Material conditions for the Crimean Tatars in Uzbekistan were only marginally better than in the Urals. The milder climate of Uzbekistan slightly ameliorated the death rate of Crimean Tatar deportees compared to those sent to the Urals. Severe shortages of food and habitable shelter afflicted the Crimean Tatars in Uzbekistan. Raging epidemics of malaria and intestinal illnesses plagued the new arrivals. The Soviet authorities had foreknowledge of the malaria epidemic and took no preventive measures to limit its effects. No extra quinine or other anti-malarial drugs existed in Uzbekistan at the time of the deportations. This callous policy resulted in massive deaths among the Crimean Tatars in Uzbekistan. According to one Soviet document the NKVD recorded 13,592 deaths among the Crimean Tatars in Uzbekistan from May 1944 to 1 January 1945. This constituted 9.1% of the Crimean Tatar deportees in Uzbekistan. A full 6,096 or almost half of these deaths occurred among children under 16. From 1 January 1945 to 1 January 1946 the NKVD recorded another 13,183 Crimean Tatar deaths in Uzbekistan. This represented 8.7% of the Crimean Tatars in Uzbekistan. In total during the first year and a half of exile in Uzbekistan the NKVD recorded 26,775 deaths among the Crimean Tatars or 17.8% of their population. This horrible loss of human life has never been properly acknowledged by the legal successors of the Soviet government. Not a single Soviet official has ever been tried for this crime. (Ibragimov, doc. 26, p. 68).

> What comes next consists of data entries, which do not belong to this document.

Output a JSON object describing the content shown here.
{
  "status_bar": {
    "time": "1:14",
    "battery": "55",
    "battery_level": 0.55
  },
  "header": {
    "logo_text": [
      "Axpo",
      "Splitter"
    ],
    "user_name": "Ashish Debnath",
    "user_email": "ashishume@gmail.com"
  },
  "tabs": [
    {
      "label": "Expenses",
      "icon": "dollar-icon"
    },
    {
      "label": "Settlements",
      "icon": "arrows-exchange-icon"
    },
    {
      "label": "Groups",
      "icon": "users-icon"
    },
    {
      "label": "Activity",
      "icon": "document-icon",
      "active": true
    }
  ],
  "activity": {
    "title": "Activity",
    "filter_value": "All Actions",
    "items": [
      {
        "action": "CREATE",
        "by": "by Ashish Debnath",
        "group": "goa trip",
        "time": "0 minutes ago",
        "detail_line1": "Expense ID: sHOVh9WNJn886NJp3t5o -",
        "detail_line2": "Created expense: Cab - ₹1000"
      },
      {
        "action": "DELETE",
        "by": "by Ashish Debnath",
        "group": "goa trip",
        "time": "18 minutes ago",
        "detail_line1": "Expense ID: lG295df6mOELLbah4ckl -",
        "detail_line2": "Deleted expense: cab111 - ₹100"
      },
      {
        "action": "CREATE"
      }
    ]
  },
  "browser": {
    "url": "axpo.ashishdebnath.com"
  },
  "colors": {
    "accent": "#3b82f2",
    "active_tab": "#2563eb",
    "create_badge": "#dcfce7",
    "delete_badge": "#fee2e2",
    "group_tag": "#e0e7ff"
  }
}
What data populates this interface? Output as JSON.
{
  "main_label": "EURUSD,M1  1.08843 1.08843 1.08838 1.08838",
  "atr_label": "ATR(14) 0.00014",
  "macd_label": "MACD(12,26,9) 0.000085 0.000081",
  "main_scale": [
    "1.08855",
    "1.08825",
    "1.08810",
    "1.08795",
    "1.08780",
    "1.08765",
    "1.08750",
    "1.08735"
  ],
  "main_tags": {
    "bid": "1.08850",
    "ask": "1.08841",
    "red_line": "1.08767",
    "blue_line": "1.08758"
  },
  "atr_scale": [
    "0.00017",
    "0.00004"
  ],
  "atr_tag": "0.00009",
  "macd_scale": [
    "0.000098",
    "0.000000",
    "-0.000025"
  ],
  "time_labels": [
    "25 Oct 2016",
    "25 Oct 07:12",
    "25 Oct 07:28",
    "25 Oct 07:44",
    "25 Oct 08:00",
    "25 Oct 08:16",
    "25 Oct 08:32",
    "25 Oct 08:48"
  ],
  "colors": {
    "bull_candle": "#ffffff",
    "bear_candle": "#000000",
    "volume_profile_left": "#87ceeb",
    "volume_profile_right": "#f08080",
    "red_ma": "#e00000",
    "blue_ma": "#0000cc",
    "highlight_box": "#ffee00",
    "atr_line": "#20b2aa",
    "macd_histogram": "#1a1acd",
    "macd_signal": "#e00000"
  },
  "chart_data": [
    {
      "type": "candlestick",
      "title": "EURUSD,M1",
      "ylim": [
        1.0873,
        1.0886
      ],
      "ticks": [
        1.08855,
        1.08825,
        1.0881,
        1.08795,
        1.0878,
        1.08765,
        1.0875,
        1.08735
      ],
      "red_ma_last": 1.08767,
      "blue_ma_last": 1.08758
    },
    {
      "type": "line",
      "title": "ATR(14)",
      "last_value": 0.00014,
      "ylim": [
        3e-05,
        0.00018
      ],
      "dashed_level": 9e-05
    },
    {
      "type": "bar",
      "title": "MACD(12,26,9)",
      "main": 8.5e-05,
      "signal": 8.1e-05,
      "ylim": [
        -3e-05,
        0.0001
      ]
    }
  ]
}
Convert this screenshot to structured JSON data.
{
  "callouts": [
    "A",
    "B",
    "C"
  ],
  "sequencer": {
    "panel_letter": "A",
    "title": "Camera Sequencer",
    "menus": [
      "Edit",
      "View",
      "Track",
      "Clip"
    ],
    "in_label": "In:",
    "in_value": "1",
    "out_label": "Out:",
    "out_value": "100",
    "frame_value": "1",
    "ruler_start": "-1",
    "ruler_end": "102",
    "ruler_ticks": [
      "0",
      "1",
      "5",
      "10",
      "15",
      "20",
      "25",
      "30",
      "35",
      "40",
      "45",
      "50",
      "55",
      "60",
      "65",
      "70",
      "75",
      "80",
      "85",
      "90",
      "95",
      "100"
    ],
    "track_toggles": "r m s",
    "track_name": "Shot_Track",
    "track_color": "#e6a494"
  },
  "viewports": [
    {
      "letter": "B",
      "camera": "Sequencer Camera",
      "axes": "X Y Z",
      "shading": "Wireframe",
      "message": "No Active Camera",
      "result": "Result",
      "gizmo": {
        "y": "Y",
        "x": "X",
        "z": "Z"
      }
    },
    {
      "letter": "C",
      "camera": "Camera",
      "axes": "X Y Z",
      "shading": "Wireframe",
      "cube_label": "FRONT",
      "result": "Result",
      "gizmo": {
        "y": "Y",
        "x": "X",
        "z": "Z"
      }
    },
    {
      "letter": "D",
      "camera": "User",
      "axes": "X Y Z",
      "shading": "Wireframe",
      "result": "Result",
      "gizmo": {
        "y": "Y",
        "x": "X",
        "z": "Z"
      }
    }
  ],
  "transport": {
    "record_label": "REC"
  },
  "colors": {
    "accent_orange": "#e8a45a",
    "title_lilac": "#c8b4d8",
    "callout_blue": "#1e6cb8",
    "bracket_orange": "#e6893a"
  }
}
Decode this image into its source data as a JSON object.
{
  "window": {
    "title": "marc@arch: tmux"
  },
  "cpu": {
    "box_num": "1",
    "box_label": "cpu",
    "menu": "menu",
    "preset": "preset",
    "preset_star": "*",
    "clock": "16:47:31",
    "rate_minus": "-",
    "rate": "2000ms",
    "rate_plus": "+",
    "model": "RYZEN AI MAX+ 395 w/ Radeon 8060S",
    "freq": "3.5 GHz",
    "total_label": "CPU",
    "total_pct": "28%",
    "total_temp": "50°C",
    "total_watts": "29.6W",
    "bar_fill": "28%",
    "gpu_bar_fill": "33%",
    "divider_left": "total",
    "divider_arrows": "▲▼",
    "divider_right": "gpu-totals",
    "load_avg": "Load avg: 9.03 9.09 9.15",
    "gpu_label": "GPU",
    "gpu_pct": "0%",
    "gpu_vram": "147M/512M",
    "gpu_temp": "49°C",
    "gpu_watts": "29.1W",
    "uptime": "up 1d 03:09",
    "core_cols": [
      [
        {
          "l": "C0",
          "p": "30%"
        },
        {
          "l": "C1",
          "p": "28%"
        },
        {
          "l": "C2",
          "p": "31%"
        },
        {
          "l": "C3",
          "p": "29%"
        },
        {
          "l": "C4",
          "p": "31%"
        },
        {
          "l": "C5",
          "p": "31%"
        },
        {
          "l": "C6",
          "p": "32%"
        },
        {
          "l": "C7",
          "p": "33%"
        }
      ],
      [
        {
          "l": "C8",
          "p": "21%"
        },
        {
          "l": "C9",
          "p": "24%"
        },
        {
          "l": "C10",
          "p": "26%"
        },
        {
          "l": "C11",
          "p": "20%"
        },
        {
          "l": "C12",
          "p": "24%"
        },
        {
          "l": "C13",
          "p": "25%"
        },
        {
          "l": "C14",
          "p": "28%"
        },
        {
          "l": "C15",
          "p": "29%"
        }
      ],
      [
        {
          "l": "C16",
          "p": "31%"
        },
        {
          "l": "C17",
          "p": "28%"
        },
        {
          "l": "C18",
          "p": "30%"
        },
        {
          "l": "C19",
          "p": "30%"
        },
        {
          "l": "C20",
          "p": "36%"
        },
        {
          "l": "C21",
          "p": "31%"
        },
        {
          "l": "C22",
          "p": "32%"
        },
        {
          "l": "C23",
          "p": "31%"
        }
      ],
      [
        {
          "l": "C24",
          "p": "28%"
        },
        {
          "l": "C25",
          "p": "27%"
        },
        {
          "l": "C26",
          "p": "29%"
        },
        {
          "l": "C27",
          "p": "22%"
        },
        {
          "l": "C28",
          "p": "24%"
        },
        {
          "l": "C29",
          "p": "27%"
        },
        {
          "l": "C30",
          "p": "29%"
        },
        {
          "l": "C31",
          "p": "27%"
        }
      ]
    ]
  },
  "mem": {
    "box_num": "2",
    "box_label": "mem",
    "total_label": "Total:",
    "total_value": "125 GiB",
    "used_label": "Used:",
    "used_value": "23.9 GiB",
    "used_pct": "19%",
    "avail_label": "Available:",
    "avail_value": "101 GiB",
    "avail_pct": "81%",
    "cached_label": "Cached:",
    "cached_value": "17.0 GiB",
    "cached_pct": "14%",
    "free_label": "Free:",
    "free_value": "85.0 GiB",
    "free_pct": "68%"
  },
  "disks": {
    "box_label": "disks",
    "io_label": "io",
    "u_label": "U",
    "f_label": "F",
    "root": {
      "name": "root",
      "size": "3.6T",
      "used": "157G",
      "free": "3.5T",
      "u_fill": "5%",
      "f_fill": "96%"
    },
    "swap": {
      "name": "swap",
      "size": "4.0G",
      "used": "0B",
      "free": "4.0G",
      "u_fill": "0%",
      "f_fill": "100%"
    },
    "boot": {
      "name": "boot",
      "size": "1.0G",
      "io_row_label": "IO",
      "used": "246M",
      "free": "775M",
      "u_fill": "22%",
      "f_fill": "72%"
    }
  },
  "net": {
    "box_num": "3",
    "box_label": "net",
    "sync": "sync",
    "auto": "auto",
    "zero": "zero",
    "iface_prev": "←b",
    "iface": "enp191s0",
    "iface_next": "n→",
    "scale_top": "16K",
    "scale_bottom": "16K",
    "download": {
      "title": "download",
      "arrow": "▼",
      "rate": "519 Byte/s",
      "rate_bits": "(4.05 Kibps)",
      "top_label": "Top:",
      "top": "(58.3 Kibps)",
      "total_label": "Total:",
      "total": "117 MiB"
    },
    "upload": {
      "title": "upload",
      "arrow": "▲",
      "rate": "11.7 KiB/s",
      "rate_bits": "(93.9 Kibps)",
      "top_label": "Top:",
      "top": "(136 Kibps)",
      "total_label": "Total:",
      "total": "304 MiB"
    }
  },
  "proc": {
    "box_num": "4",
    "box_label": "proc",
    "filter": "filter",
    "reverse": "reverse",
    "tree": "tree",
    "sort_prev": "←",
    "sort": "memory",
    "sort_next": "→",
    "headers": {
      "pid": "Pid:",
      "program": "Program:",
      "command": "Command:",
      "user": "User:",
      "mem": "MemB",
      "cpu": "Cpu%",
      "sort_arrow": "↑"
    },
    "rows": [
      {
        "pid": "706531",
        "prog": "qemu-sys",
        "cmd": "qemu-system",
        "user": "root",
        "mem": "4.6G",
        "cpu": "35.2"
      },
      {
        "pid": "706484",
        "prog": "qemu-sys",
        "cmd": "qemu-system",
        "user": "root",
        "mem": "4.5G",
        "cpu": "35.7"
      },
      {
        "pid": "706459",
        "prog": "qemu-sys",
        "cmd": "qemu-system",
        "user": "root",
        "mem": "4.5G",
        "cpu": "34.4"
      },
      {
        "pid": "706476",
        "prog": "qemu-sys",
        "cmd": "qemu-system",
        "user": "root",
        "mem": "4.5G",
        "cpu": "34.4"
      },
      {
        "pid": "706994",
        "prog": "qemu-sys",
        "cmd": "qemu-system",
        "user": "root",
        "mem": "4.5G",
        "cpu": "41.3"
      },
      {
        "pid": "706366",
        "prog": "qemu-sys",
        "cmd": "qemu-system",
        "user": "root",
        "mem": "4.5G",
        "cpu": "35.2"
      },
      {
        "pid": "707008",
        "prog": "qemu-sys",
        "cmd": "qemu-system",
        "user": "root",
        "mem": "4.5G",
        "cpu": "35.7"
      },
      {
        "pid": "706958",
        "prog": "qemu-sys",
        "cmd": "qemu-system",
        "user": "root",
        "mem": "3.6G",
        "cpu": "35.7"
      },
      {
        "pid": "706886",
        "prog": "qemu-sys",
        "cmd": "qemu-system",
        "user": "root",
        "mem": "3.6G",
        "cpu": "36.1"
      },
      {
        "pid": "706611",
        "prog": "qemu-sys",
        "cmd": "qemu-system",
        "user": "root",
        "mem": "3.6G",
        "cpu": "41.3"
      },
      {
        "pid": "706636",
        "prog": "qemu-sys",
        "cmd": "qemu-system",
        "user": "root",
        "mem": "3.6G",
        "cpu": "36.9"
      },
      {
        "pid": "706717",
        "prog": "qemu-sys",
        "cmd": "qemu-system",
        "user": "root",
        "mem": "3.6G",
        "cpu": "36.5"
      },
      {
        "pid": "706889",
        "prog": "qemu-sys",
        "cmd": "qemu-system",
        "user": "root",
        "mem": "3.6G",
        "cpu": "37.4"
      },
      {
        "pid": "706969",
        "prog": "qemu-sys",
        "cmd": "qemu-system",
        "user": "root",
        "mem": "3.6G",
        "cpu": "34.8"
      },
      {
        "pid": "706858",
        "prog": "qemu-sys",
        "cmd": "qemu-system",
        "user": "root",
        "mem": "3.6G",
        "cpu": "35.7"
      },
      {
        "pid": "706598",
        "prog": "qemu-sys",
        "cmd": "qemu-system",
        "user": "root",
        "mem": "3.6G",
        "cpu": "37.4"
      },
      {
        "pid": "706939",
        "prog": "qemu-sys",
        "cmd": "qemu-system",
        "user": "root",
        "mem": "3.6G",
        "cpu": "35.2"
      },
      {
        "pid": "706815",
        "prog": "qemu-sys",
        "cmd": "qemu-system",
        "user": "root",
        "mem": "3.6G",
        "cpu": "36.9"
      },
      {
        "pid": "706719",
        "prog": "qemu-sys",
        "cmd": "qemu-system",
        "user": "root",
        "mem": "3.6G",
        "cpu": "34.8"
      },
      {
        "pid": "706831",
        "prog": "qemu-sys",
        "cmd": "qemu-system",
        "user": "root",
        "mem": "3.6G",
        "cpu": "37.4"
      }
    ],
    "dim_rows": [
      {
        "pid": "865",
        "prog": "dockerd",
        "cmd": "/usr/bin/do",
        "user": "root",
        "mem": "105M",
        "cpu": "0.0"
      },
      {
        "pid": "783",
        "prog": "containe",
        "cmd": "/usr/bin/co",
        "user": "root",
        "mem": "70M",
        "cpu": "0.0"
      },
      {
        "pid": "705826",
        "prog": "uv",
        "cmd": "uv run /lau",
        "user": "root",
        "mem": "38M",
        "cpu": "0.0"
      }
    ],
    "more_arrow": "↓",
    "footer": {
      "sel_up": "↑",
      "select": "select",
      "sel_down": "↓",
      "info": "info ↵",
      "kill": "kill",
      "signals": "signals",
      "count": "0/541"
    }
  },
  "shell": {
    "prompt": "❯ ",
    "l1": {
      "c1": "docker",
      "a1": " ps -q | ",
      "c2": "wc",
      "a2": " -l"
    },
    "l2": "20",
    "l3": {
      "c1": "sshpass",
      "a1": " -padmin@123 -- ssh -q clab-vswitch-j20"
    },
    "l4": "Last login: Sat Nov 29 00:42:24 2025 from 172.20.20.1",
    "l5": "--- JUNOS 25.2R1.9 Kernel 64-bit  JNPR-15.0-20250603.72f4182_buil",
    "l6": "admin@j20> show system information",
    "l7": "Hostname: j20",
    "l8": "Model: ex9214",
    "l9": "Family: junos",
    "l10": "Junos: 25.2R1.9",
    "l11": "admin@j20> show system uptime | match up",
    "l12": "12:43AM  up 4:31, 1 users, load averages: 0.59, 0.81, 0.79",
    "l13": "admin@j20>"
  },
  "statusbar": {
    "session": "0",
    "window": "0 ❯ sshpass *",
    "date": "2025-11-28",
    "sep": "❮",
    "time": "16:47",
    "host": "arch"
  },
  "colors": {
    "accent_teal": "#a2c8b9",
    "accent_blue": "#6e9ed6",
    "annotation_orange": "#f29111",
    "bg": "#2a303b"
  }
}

Crimean Tatars and their friends have traditionally observed 18 May as a day to remember the victims of these terrifying events. I ask my readers to take a minute of silence today to honor their memory.

Sources:

Alieva, S.U., ed., Tak eto bylo: Natsional’nye repressi v SSSR, 1919-1953 gody (Moscow: Insan, 1993).

Amnesty International, trans., Chronicle of Current Events, no. 31, 17 May 1974 (London: Amnesty International, 1975).

Bugai, N.F., ed., Iosif Stalin – Lavrentiiu Berii. “Ikh nado deportirovat’,” Dokumenty, fakty kommentarii (Moscow: Druzhba narodov, 1992).

Ibragimov, Ayder, ed., Krimskii studii: Informatsiini biuletin, no. 5-6, September-November 2000.